Unequal Chances for Further Education
Another way in which technology might create a gap between high-skilled and low-skilled workers is through further education. While it would make sense that more education opportunities should be given to low-paid workers, the exact opposite happens to be the case. High-paid workers enjoy greater job security and full-time jobs, and the companies they work for providing them with more chances to improve their skills and knowledge, which is not something that can be said for low-paid workers, entrepreneurs, and part-time employees.
In other words, those who have more will have a better chance to generate even more, while those with less will have even less in the future. The solution would be to introduce a more fair approach, one which would make the gap smaller, and provide more opportunities for everyone. But, even if that was the case, it wouldn’t solve the problem completely, because not everyone has a preference for or the necessary mindset to become a worker in IT.
Artificial Intelligence Will Make a Massive Impact
While visions of the apocalypse we tend to associate with technology and AI are overblown for the most part, AI will make a huge impact when it comes to employment. The introduction of AI could lead to tens of millions of workers being displaced in the next decade, and that’s just the UK alone. Transportation and storage workers are highly at risk, especially with the emergence of autonomous vehicles. Also, manufacturing and retail have a lot to worry about. For example, it’s not difficult to imagine a scenario where Amazon is using AI and robots to handle everything from sorting and packaging to transportation, either via self-driving vehicles or drones, which is already happening.

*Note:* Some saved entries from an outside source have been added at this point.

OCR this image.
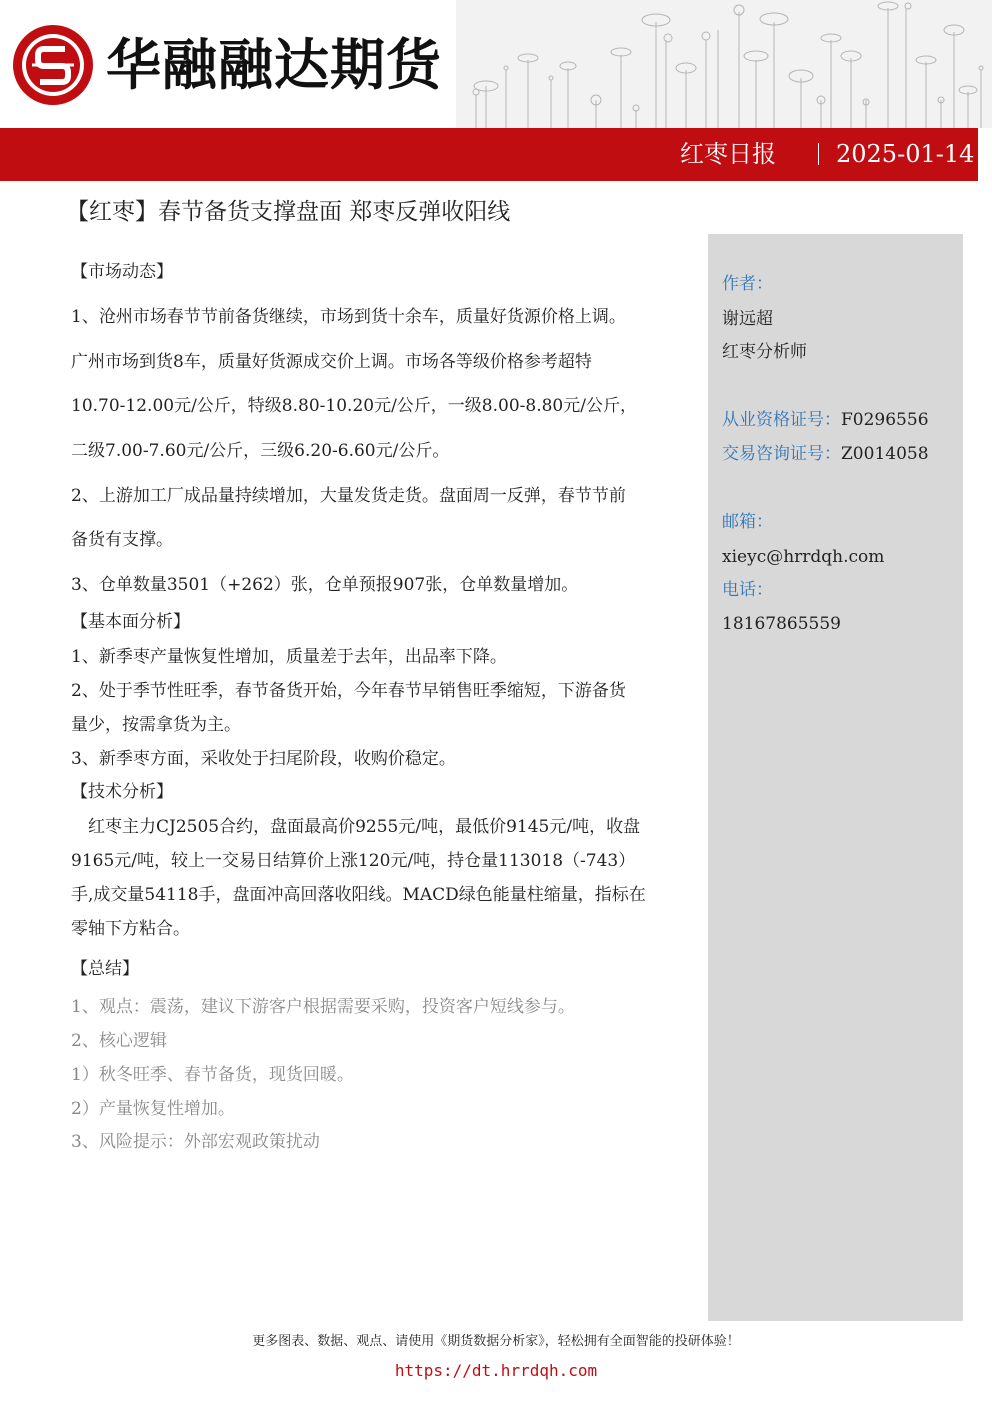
华融融达期货
红枣日报	2025-01-14
【红枣】春节备货支撑盘面 郑枣反弹收阳线
作者：
谢远超
红枣分析师
从业资格证号：F0296556
交易咨询证号：Z0014058
邮箱：
xieyc@hrrdqh.com
电话：
18167865559
【市场动态】
1、沧州市场春节节前备货继续，市场到货十余车，质量好货源价格上调。
广州市场到货8车，质量好货源成交价上调。市场各等级价格参考超特
10.70-12.00元/公斤，特级8.80-10.20元/公斤，一级8.00-8.80元/公斤，
二级7.00-7.60元/公斤，三级6.20-6.60元/公斤。
2、上游加工厂成品量持续增加，大量发货走货。盘面周一反弹，春节节前
备货有支撑。
3、仓单数量3501（+262）张，仓单预报907张，仓单数量增加。
【基本面分析】
1、新季枣产量恢复性增加，质量差于去年，出品率下降。
2、处于季节性旺季，春节备货开始，今年春节早销售旺季缩短，下游备货
量少，按需拿货为主。
3、新季枣方面，采收处于扫尾阶段，收购价稳定。
【技术分析】
　红枣主力CJ2505合约，盘面最高价9255元/吨，最低价9145元/吨，收盘
9165元/吨，较上一交易日结算价上涨120元/吨，持仓量113018（-743）
手,成交量54118手，盘面冲高回落收阳线。MACD绿色能量柱缩量，指标在
零轴下方粘合。
【总结】
1、观点：震荡，建议下游客户根据需要采购，投资客户短线参与。
2、核心逻辑
1）秋冬旺季、春节备货，现货回暖。
2）产量恢复性增加。
3、风险提示：外部宏观政策扰动
更多图表、数据、观点、请使用《期货数据分析家》，轻松拥有全面智能的投研体验！
https://dt.hrrdqh.com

But, will AI create jobs? Yes, but again, those which can look forward to new jobs are programmers, developers, engineers, and other skilled technical workers and experts. However, there is a potential scenario where even those workers can lose their jobs, provided that AI has developed to such a level that it can program other AI, or create one of its own. AI can be a great tool, but it can also create a whole myriad of other problems if we are not careful.
People Will Always Be Better Where Flexibility Is Required
The automotive industry is the most cited example of automation out there, however, it might not be the best one. While huge robots have cost plenty of people their jobs, they are still helpless when faced with complex tasks that have a lot of variety in them. For instance, a manager could simply walk into the factory and tell their employees that they are making something entirely different today (different trim levels, for example), and employees would be able to adjust in no time. Also, even though huge robotic arms are used to move cars and heavier parts, such as engine or transmission, people are used for finer tasks, such as applying custom paint, inspecting the quality of the cars, and
putting the fine bits and pieces into place.
As you can see, new technology is never going to replace us completely, but there will be some bumps along the way which we will have to endure while we adapt to new circumstances. The future looks exciting, but it does come with its own unique set of challenges we may not be aware of just yet.